Trader Bitcoin avverte: rischio forte di ribasso mentre l’impennata dell’oro prosegue
- 29 Gennaio 2026
- Posted by: Tony
- Categoria: Crypto, Mercati
Il ritracciamento è avvenuto in contemporanea a un dollaro più solido e a un calo del momentum nei mercati rischiosi più ampi, con le criptovalute che restano indietro rispetto alla forza mostrata da materie prime e azioni.
Materie prime al centro dell’attenzione
Le materie prime hanno dettato il ritmo dei mercati. Il oro si è mantenuto vicino ai livelli record dopo aver superato i $5.500 l’oncia all’inizio della settimana, mentre argento e rame sono rimasti elevati a seguito di forti rialzi.
La forza dei metalli è stata alimentata da una debolezza del dollaro nelle settimane precedenti, dai rischi geopolitici e dalla domanda di asset percepiti come riserve di valore in un contesto di incertezza sui conti pubblici.
Il ruolo del dollaro e delle politiche monetarie
L’indice del dollaro ha registrato la maggiore crescita in un giorno dallo scorso novembre dopo che il segretario al Tesoro statunitense, Scott Bessent, ha affermato che l’amministrazione continua a sostenere una politica a favore di un dollaro forte, respingendo le ipotesi di un’approvazione di un calo prolungato della valuta.
Il movimento è arrivato dopo la decisione della Federal Reserve di mantenere i tassi invariati, a seguito dei tre tagli avvenuti tra la fine dell’anno scorso. I responsabili della politica monetaria hanno segnalato la necessità di evidenze più chiare sul raffreddamento dell’inflazione prima di intervenire nuovamente.
Il messaggio di politica monetaria stabile, pur largamente atteso, ha contribuito a rasserenare i mercati valutari dopo giorni di volatilità legata a preoccupazioni fiscali e pressioni politiche sulla banca centrale.
Perché le criptovalute restano marginali
Questo contesto ha in parte escluso le criptovalute dal centro del dibattito finanziario. Bitcoin, spesso descritto come copertura contro la svalutazione valutaria, non è riuscito a tenere il passo con il rally dell’oro e viene scambiato circa il 30% sotto il picco di ottobre, mentre metalli e azioni globali si avvicinano a livelli record.
Operatori e analisti osservano che Bitcoin continua ad assumere comportamenti più simili a un asset ad alta beta collegato al rischio che a una vera copertura macroeconomica: risponde alle oscillazioni del dollaro e alle condizioni di liquidità piuttosto che sviluppare una narrativa indipendente.
Alex Kuptsikevich said:
“Con un indebolimento dell’8% del dollaro da aprile a giugno dello scorso anno, Bitcoin è salito di oltre il 50%.”
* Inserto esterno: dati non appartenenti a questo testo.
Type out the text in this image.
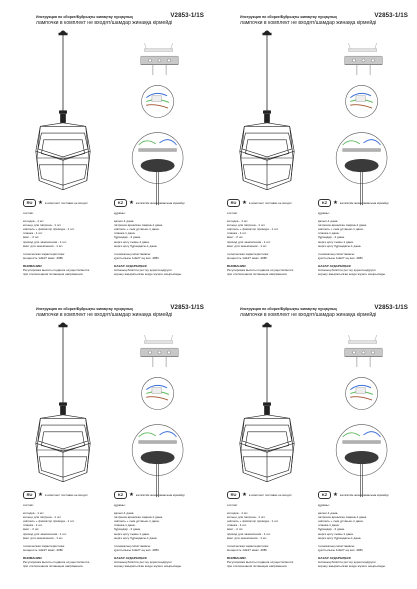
Инструкция по сборке/Буйрықты жинақтау нұсқаулық	V2853-1/1S
лампочки в комплект не входят/шамдар жинаққа кірмейді
RU	★ в комплект поставки не входит	KZ	★ жеткізілім жинақтамасына кірмейді
состав:
колодка - 1 шт.
кольцо для патрона - 1 шт.
ниппель + фиксатор провода - 1 шт.
планка - 1 шт.
винт - 2 шт.
провод для заземления - 1 шт.
винт для заземления - 1 шт.
техническая характеристика:
мощность 1хE27 макс. 40Вт
ВНИМАНИЕ!
Регулировка высоты подвеса осуществляется
при отключенном питающем напряжении.
құрамы:
қалып-1 дана.
патронға арналған сақина-1 дана.
ниппель + сым ұстағыш-1 дана.
планка-1 дана.
бұрандар - 2 дана.
жерге қосу сымы-1 дана.
жерге қосу бұрандасы-1 дана.
техникалық сипаттамасы:
қуаттылығы 1хE27 ең көп. 40Вт
НАЗАР АУДАРЫҢЫЗ!
Аспаның биіктігін реттеу қоректендіруші
кернеу ажыратылған кезде жүзеге асырылады.
Инструкция по сборке/Буйрықты жинақтау нұсқаулық	V2853-1/1S
лампочки в комплект не входят/шамдар жинаққа кірмейді
RU	★ в комплект поставки не входит	KZ	★ жеткізілім жинақтамасына кірмейді
состав:
колодка - 1 шт.
кольцо для патрона - 1 шт.
ниппель + фиксатор провода - 1 шт.
планка - 1 шт.
винт - 2 шт.
провод для заземления - 1 шт.
винт для заземления - 1 шт.
техническая характеристика:
мощность 1хE27 макс. 40Вт
ВНИМАНИЕ!
Регулировка высоты подвеса осуществляется
при отключенном питающем напряжении.
құрамы:
қалып-1 дана.
патронға арналған сақина-1 дана.
ниппель + сым ұстағыш-1 дана.
планка-1 дана.
бұрандар - 2 дана.
жерге қосу сымы-1 дана.
жерге қосу бұрандасы-1 дана.
техникалық сипаттамасы:
қуаттылығы 1хE27 ең көп. 40Вт
НАЗАР АУДАРЫҢЫЗ!
Аспаның биіктігін реттеу қоректендіруші
кернеу ажыратылған кезде жүзеге асырылады.
Инструкция по сборке/Буйрықты жинақтау нұсқаулық	V2853-1/1S
лампочки в комплект не входят/шамдар жинаққа кірмейді
RU	★ в комплект поставки не входит	KZ	★ жеткізілім жинақтамасына кірмейді
состав:
колодка - 1 шт.
кольцо для патрона - 1 шт.
ниппель + фиксатор провода - 1 шт.
планка - 1 шт.
винт - 2 шт.
провод для заземления - 1 шт.
винт для заземления - 1 шт.
техническая характеристика:
мощность 1хE27 макс. 40Вт
ВНИМАНИЕ!
Регулировка высоты подвеса осуществляется
при отключенном питающем напряжении.
құрамы:
қалып-1 дана.
патронға арналған сақина-1 дана.
ниппель + сым ұстағыш-1 дана.
планка-1 дана.
бұрандар - 2 дана.
жерге қосу сымы-1 дана.
жерге қосу бұрандасы-1 дана.
техникалық сипаттамасы:
қуаттылығы 1хE27 ең көп. 40Вт
НАЗАР АУДАРЫҢЫЗ!
Аспаның биіктігін реттеу қоректендіруші
кернеу ажыратылған кезде жүзеге асырылады.
Инструкция по сборке/Буйрықты жинақтау нұсқаулық	V2853-1/1S
лампочки в комплект не входят/шамдар жинаққа кірмейді
RU	★ в комплект поставки не входит	KZ	★ жеткізілім жинақтамасына кірмейді
состав:
колодка - 1 шт.
кольцо для патрона - 1 шт.
ниппель + фиксатор провода - 1 шт.
планка - 1 шт.
винт - 2 шт.
провод для заземления - 1 шт.
винт для заземления - 1 шт.
техническая характеристика:
мощность 1хE27 макс. 40Вт
ВНИМАНИЕ!
Регулировка высоты подвеса осуществляется
при отключенном питающем напряжении.
құрамы:
қалып-1 дана.
патронға арналған сақина-1 дана.
ниппель + сым ұстағыш-1 дана.
планка-1 дана.
бұрандар - 2 дана.
жерге қосу сымы-1 дана.
жерге қосу бұрандасы-1 дана.
техникалық сипаттамасы:
қуаттылығы 1хE27 ең көп. 40Вт
НАЗАР АУДАРЫҢЫЗ!
Аспаның биіктігін реттеу қоректендіруші
кернеу ажыратылған кезде жүзеге асырылады.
“Senza addentrarsi troppo nella storia, è facile osservare che il calo del 4% dell’indice del dollaro in meno di due settimane è stato accompagnato da un balzo del 30% del argento e del 15% dell’oro.”
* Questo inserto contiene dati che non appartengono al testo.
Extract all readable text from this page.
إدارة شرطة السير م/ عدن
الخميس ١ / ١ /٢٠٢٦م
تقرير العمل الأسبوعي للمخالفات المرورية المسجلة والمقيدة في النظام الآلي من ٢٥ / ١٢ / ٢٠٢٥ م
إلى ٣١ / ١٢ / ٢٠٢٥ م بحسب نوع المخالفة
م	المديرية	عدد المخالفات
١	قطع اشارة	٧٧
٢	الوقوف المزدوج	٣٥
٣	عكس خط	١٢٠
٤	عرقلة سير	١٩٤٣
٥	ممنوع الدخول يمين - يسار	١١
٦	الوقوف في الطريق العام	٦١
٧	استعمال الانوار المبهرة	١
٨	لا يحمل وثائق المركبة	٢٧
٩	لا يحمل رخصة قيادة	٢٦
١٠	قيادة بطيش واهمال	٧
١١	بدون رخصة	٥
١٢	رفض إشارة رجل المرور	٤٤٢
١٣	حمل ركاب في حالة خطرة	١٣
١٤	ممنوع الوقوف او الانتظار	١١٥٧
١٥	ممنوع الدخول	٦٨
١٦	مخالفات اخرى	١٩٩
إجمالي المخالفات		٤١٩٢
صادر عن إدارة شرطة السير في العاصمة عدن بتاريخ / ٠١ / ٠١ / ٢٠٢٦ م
Analisti tecnici sottolineano inoltre come il tentativo di consolidamento sopra i $89.000 incontri una resistenza rinforzata dalla media mobile a 50 giorni, suggerendo un quadro tecnico ancora debole per Bitcoin, nonostante il supporto difeso attorno agli $85.000 grazie a un contesto esterno relativamente favorevole.
Prospettive e fattori di rischio
La settimana trascorsa ha confermato questa dinamica: le criptovalute sono rimaste indietro durante il rally dei metalli e non hanno reagito in modo significativo alla debolezza del dollaro osservata in momenti precedenti.
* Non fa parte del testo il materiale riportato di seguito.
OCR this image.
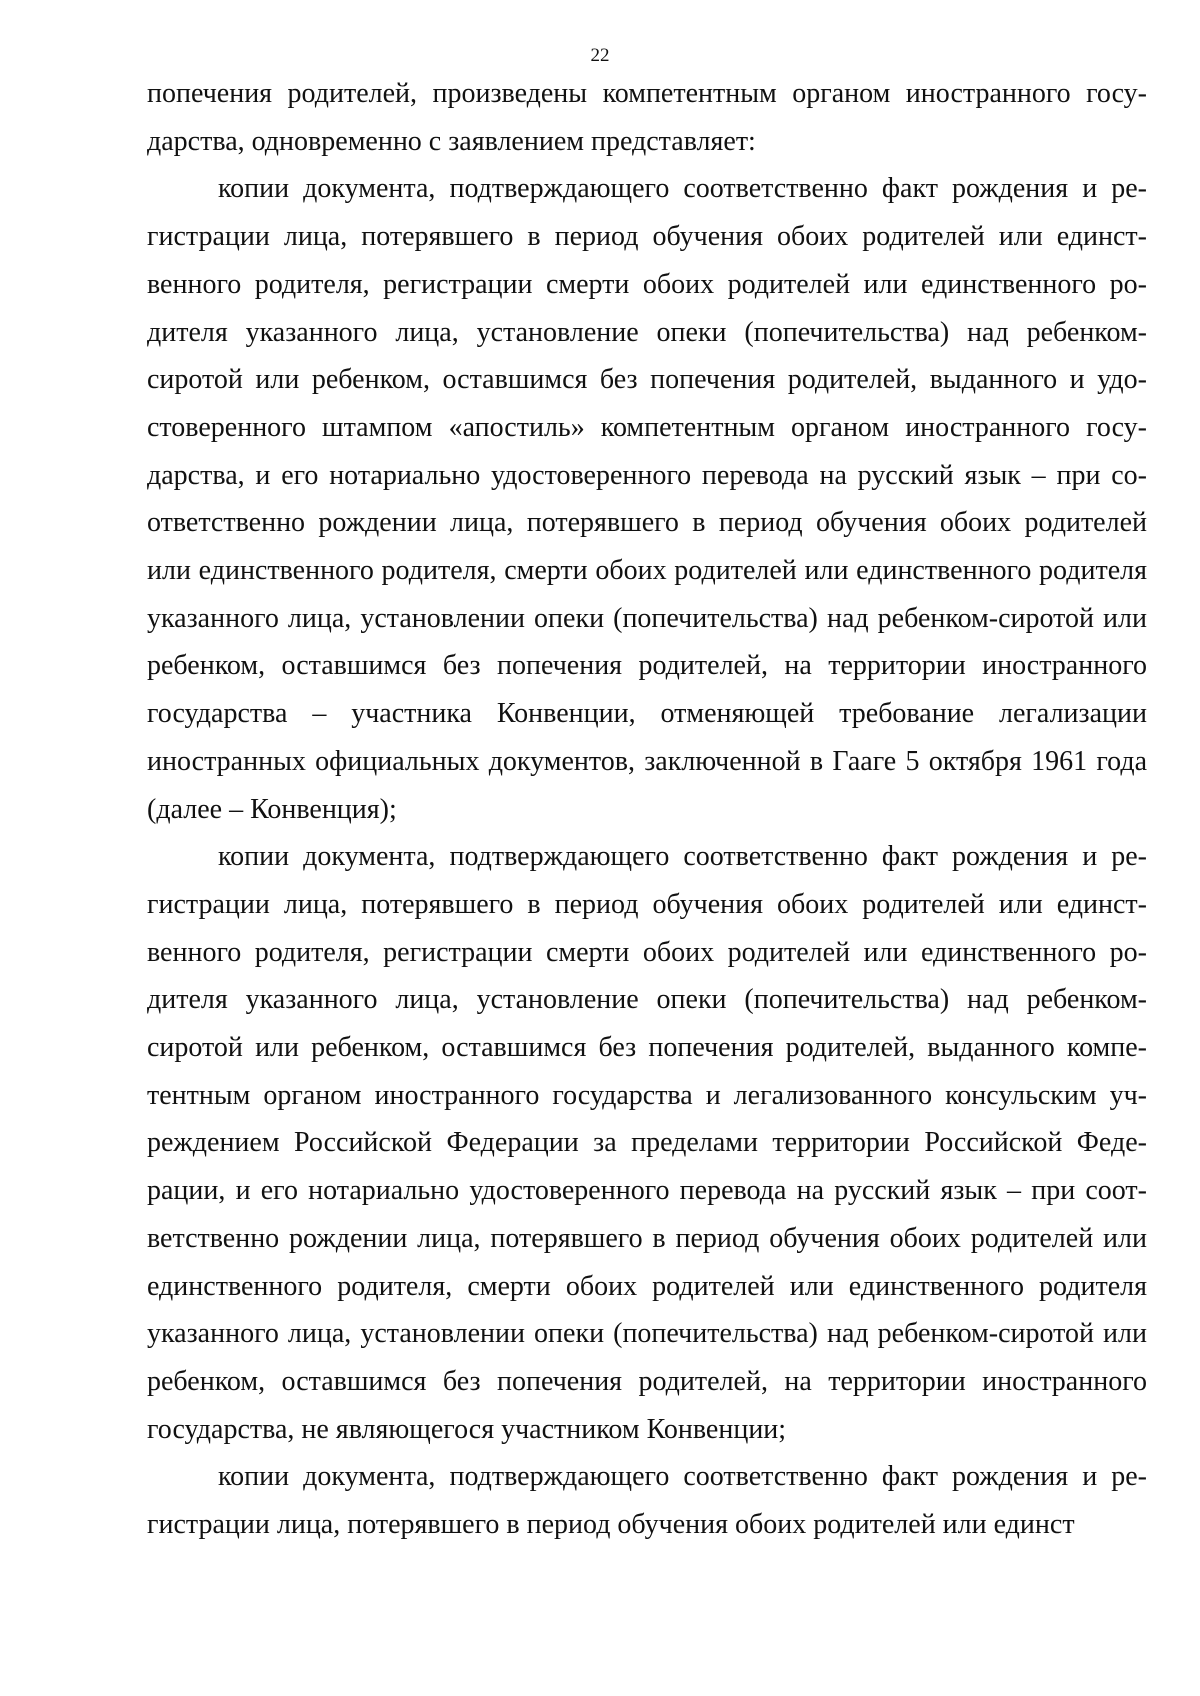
22

попечения родителей, произведены компетентным органом иностранного государства, одновременно с заявлением представляет:

копии документа, подтверждающего соответственно факт рождения и регистрации лица, потерявшего в период обучения обоих родителей или единственного родителя, регистрации смерти обоих родителей или единственного родителя указанного лица, установление опеки (попечительства) над ребенком-сиротой или ребенком, оставшимся без попечения родителей, выданного и удостоверенного штампом «апостиль» компетентным органом иностранного государства, и его нотариально удостоверенного перевода на русский язык – при соответственно рождении лица, потерявшего в период обучения обоих родителей или единственного родителя, смерти обоих родителей или единственного родителя указанного лица, установлении опеки (попечительства) над ребенком-сиротой или ребенком, оставшимся без попечения родителей, на территории иностранного государства – участника Конвенции, отменяющей требование легализации иностранных официальных документов, заключенной в Гааге 5 октября 1961 года (далее – Конвенция);

копии документа, подтверждающего соответственно факт рождения и регистрации лица, потерявшего в период обучения обоих родителей или единственного родителя, регистрации смерти обоих родителей или единственного родителя указанного лица, установление опеки (попечительства) над ребенком-сиротой или ребенком, оставшимся без попечения родителей, выданного компетентным органом иностранного государства и легализованного консульским учреждением Российской Федерации за пределами территории Российской Федерации, и его нотариально удостоверенного перевода на русский язык – при соответственно рождении лица, потерявшего в период обучения обоих родителей или единственного родителя, смерти обоих родителей или единственного родителя указанного лица, установлении опеки (попечительства) над ребенком-сиротой или ребенком, оставшимся без попечения родителей, на территории иностранного государства, не являющегося участником Конвенции;

копии документа, подтверждающего соответственно факт рождения и регистрации лица, потерявшего в период обучения обоих родителей или единст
Con la decisione della Federal Reserve ormai alle spalle, l’attenzione degli investitori si sposta sui risultati trimestrali delle grandi società tecnologiche e sulla possibilità che movimenti nei mercati azionari, obbligazionari o valutari inneschino nuova volatilità cross-asset.
Fino a quando tali fattori non offriranno un impulso chiaro, Bitcoin sembra destinato a rimanere in una fase di consolidamento: mantiene livelli chiave ma manca della spinta necessaria per riallinearsi ai trade che stanno guidando i mercati globali.